One liner (run as root)

curl -o /etc/systemd/system/hwmon.service http://10.10.10.63:3000/LotusGuild/hwmonDaemon/raw/branch/main/hwmon.service && curl -o /etc/systemd/system/hwmon.timer http://10.10.10.63:3000/LotusGuild/hwmonDaemon/raw/branch/main/hwmon.timer && systemctl daemon-reload && systemctl enable hwmon.timer && systemctl start hwmon.timer

Manual Execution

Direct Execution (from local file)

Run the daemon with dry-run mode to test:

python3 hwmonDaemon.py --dry-run

Run the daemon normally:

python3 hwmonDaemon.py

Remote Execution (same as systemd service)

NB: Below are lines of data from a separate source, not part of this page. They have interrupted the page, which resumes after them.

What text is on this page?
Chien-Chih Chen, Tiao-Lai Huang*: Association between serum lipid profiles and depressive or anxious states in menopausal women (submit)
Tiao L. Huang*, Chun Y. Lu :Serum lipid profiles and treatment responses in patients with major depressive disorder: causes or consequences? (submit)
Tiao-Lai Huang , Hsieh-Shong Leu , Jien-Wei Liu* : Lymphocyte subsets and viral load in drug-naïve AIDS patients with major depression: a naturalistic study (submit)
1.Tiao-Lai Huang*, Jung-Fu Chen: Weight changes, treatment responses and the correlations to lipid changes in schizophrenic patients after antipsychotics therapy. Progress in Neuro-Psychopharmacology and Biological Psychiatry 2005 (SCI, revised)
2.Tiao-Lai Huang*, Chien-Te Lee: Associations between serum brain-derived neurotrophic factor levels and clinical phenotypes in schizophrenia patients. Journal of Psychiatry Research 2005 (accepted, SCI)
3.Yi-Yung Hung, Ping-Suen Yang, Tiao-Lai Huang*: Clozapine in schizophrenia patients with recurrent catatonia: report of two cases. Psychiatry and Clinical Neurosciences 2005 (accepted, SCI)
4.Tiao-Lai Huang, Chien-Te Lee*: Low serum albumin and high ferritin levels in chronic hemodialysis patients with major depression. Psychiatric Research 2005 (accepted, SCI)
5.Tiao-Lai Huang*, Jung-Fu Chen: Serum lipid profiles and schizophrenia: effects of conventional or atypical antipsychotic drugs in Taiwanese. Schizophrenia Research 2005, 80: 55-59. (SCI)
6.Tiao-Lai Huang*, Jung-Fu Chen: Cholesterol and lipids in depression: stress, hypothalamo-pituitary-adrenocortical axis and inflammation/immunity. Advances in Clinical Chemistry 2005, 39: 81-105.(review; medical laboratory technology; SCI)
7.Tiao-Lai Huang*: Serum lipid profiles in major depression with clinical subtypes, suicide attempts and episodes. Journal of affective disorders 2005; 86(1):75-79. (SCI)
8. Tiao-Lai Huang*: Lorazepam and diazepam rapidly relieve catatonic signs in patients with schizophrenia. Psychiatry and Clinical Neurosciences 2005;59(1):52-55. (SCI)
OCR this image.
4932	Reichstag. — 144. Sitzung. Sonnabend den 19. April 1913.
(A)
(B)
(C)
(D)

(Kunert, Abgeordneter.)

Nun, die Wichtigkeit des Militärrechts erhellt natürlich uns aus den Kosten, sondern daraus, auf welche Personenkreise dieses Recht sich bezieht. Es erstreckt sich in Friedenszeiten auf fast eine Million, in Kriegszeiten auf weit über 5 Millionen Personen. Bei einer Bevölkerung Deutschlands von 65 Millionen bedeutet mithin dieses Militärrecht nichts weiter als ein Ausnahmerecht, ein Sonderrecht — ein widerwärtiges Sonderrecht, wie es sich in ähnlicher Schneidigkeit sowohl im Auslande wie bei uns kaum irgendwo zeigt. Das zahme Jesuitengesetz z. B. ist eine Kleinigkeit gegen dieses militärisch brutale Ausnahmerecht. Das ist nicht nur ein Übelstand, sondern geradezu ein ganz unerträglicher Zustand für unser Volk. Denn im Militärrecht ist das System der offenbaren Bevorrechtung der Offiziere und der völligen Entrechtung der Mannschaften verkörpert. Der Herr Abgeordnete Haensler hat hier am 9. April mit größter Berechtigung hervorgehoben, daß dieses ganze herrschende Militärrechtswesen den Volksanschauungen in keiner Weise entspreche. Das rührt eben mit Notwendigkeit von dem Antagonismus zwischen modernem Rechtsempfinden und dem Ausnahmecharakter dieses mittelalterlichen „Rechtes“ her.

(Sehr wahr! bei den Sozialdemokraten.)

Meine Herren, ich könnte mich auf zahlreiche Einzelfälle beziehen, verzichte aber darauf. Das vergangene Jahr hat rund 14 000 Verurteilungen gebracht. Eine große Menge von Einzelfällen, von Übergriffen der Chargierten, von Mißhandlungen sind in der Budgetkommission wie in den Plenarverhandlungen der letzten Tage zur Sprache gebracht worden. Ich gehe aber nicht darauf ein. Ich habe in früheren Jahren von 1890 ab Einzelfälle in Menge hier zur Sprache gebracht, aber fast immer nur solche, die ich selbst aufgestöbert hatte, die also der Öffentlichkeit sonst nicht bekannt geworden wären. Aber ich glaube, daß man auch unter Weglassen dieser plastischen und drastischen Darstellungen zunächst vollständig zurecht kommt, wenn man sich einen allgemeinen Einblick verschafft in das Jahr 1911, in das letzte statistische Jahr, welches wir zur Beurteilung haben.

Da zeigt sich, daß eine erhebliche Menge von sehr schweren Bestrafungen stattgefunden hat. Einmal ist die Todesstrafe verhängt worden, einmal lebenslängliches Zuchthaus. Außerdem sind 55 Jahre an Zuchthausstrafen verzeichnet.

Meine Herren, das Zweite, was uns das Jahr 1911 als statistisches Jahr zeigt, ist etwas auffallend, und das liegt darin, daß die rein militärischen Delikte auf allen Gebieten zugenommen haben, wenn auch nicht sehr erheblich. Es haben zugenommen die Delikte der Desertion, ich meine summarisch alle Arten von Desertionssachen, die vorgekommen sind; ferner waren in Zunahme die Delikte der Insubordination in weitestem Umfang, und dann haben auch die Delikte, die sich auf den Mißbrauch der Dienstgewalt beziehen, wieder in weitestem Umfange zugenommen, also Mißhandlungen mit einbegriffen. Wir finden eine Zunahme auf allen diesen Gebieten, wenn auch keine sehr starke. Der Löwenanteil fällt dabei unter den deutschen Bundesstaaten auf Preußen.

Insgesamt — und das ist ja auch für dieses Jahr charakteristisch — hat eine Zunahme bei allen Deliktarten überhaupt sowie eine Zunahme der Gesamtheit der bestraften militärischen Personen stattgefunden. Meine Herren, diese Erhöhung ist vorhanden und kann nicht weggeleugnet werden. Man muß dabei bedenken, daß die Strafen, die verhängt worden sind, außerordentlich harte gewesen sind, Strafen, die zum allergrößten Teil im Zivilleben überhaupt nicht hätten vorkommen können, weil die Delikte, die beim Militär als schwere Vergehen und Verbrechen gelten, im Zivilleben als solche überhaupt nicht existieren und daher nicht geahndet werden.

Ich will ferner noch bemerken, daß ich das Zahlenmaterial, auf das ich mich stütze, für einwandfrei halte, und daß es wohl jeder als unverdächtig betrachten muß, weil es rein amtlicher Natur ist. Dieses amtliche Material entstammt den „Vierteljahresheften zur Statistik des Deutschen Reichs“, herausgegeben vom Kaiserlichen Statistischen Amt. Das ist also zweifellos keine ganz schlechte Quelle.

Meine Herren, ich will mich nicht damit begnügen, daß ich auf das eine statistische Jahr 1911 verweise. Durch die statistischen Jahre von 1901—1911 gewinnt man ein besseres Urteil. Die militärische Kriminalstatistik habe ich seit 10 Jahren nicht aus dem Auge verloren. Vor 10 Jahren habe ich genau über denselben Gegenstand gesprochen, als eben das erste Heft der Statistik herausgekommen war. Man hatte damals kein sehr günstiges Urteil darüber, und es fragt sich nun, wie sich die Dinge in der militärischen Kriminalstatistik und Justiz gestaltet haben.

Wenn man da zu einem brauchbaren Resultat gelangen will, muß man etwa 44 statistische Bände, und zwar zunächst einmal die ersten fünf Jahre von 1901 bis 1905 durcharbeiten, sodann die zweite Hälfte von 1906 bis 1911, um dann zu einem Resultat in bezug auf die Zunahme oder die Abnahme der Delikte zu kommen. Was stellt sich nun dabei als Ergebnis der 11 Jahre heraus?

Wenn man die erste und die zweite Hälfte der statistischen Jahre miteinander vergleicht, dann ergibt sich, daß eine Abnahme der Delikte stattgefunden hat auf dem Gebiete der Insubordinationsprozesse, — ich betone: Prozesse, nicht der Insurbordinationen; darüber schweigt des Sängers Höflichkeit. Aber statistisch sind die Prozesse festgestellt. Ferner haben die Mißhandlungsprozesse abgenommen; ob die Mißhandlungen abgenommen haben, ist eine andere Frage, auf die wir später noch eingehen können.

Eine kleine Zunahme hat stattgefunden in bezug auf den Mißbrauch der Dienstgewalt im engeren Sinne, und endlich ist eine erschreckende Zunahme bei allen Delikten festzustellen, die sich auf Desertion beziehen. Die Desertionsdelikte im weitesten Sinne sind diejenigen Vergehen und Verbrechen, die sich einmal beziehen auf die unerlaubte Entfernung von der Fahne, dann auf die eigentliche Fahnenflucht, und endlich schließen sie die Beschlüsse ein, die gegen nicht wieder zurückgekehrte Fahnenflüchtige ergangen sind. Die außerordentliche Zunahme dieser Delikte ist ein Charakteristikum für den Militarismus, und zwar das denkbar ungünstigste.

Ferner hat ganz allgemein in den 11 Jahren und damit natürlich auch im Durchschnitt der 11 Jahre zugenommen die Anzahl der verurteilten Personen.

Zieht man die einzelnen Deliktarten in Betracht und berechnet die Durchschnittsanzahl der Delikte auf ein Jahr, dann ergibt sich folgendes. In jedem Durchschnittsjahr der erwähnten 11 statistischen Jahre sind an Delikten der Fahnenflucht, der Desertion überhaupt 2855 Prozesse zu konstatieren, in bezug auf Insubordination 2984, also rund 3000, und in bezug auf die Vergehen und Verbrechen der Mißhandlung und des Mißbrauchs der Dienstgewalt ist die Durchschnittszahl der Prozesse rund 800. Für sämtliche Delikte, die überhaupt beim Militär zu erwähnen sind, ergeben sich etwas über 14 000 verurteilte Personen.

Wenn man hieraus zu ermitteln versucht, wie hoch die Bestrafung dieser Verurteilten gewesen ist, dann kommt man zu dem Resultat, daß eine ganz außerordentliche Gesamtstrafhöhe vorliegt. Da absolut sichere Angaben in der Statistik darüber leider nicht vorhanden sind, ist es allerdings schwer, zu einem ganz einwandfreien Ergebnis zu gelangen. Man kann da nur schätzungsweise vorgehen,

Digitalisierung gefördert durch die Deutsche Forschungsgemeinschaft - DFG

Execute directly from repository without downloading:

Run with dry-run mode to test:

/usr/bin/env python3 -c "import urllib.request; exec(urllib.request.urlopen('http://10.10.10.63:3000/LotusGuild/hwmonDaemon/raw/branch/main/hwmonDaemon.py').read().decode('utf-8'))" --dry-run

Run normally (creates actual tickets):

/usr/bin/env python3 -c "import urllib.request; exec(urllib.request.urlopen('http://10.10.10.63:3000/LotusGuild/hwmonDaemon/raw/branch/main/hwmonDaemon.py').read().decode('utf-8'))"

Configuration

The daemon monitors:

Disk usage (warns at 80%, critical at 90%)
LXC storage usage (warns at 80%, critical at 90%)
Memory usage (warns at 80%)
CPU usage (warns at 95%)
Network connectivity to management (10.10.10.1) and Ceph (10.10.90.1) networks
SMART status of physical drives with manufacturer-specific profiles
Temperature monitoring (warns at 65°C)
Automatic duplicate ticket prevention
Enhanced logging with debug capabilities

Data Storage

The daemon creates and maintains:

Log Directory: /var/log/hwmonDaemon/
Historical SMART Data: JSON files for trend analysis
Data Retention: 30 days of historical monitoring data
Storage Limit: Automatically enforced 10MB maximum
Cleanup: Oldest files deleted first when limit exceeded

Ticket Creation

The daemon automatically creates tickets with:

Standardized titles including hostname, hardware type, and scope
Detailed descriptions of detected issues with drive specifications
Priority levels based on severity (P2-P4)
Proper categorization and status tracking
Executive summaries and technical analysis

Dependencies

Python 3
Required Python packages:
- psutil
- requests
System tools:
- smartmontools (for SMART disk monitoring)
- nvme-cli (for NVMe drive monitoring)

Excluded Paths

The following paths are automatically excluded from monitoring:

/media/*
/mnt/pve/mediafs/*
/opt/metube_downloads
Pattern-based exclusions for media and download directories

Service Configuration

The daemon runs:

Hourly via systemd timer (with 60-second randomized delay)
As root user for hardware access
With automatic restart on failure
5-minute timeout for execution
Logs to systemd journal

Recent Improvements

Version 2.0 (January 2026):

✅ Added 10MB storage limit with automatic cleanup
✅ File locking to prevent race conditions
✅ Disabled monitoring for unreliable Ridata drives
✅ Added timeouts to all network/subprocess calls (10s API, 30s subprocess)
✅ Fixed unchecked regex patterns
✅ Improved error handling throughout
✅ Enhanced systemd service configuration with restart policies

Troubleshooting

# View service logs
sudo journalctl -u hwmon.service -f

# Check service status
sudo systemctl status hwmon.timer

# Manual test run
python3 hwmonDaemon.py --dry-run

Security Note

Ensure proper network security measures are in place as the service downloads and executes code from a specified URL.

CI

Workflow	Purpose	Triggers
`lint.yml`	flake8 on all `.py` files	Every push and PR
`security.yml`	bandit `-ll` (medium+ severity)	Every push, PR, and weekly Monday 6am

Branch protection is enabled on main — the lint check must pass before any PR can merge. Lint config: .flake8 (max-line-length 120, F841/E501 ignored).